# uninstalling Front Row



## MacPwnsWin (Feb 22, 2006)

I installed Front Row on a mac that didn't come with it, it broke Spot Light, now I want Front Row gone. I would like to know an alternative to removing Front Row besides reinstalling Tiger.


----------



## [email protected] (Nov 11, 2005)

drag it to the trash and then empty it. Open your Library folder on both your user account and you hard drive and open Application support if you see anything named front row and delete it. If that doesn't do the trick you can just archive and install the OS it will keep all your files and settings.

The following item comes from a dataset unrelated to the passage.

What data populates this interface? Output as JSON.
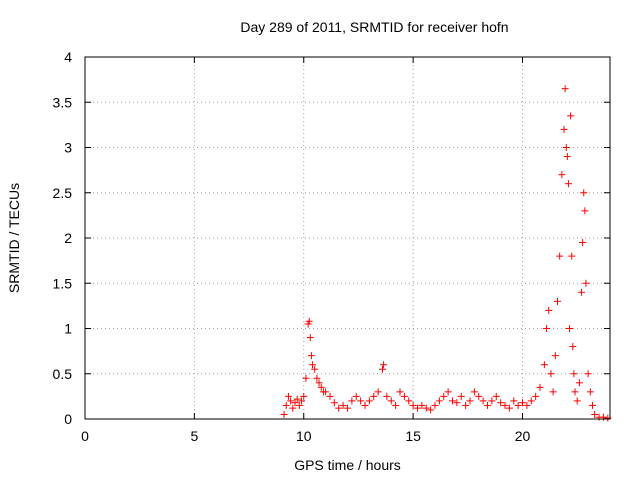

Also look in the contextual items folder for front row stuff


----------



## Endemix (Aug 10, 2005)

front row isn't an "application" it is built in to the core of the operating system


----------



## [email protected] (Nov 11, 2005)

No, for real? r u serious I didn't know that thank goodness you came along to point that out!

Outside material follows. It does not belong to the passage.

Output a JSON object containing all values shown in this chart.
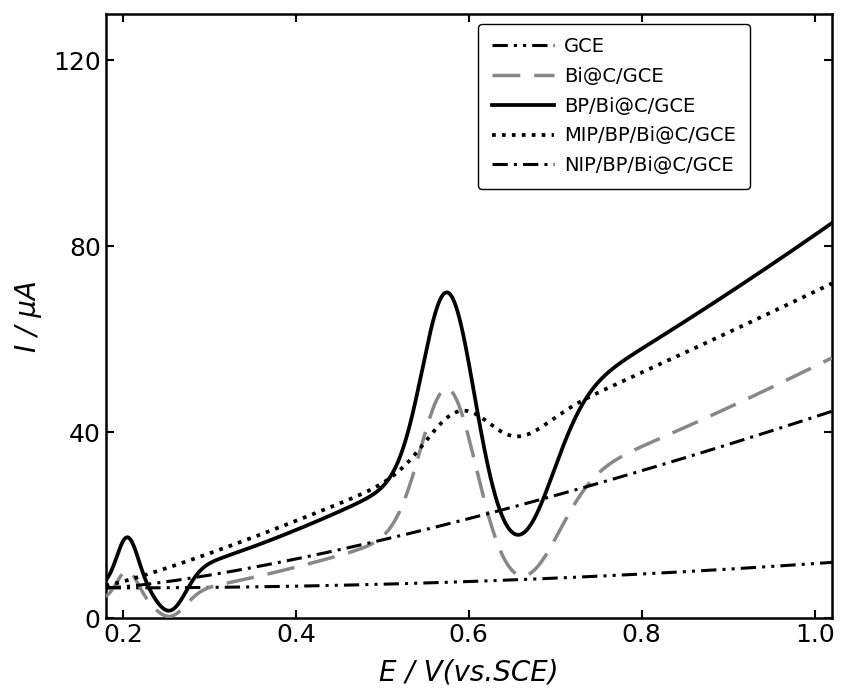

Da, listen to the way he describes the way he installed it professor before you point out an obvious explanation! Thank for your help! That was so nice of you!


----------



## Endemix (Aug 10, 2005)

I enjoy a good flaming, thanks 

also

Delete Front Row (/System/Library/CoreServices/Front Row.app) 
Delete the preference file (/System/Library/LaunchAgents/com.apple.frontrow.plist) 
Remove any Login Items that launch Front Row (System Preferences >Accounts >User >Login Items) 
Disable any shortcuts managed by third-party applications that launched Front Row.
And then archinve and install.


----------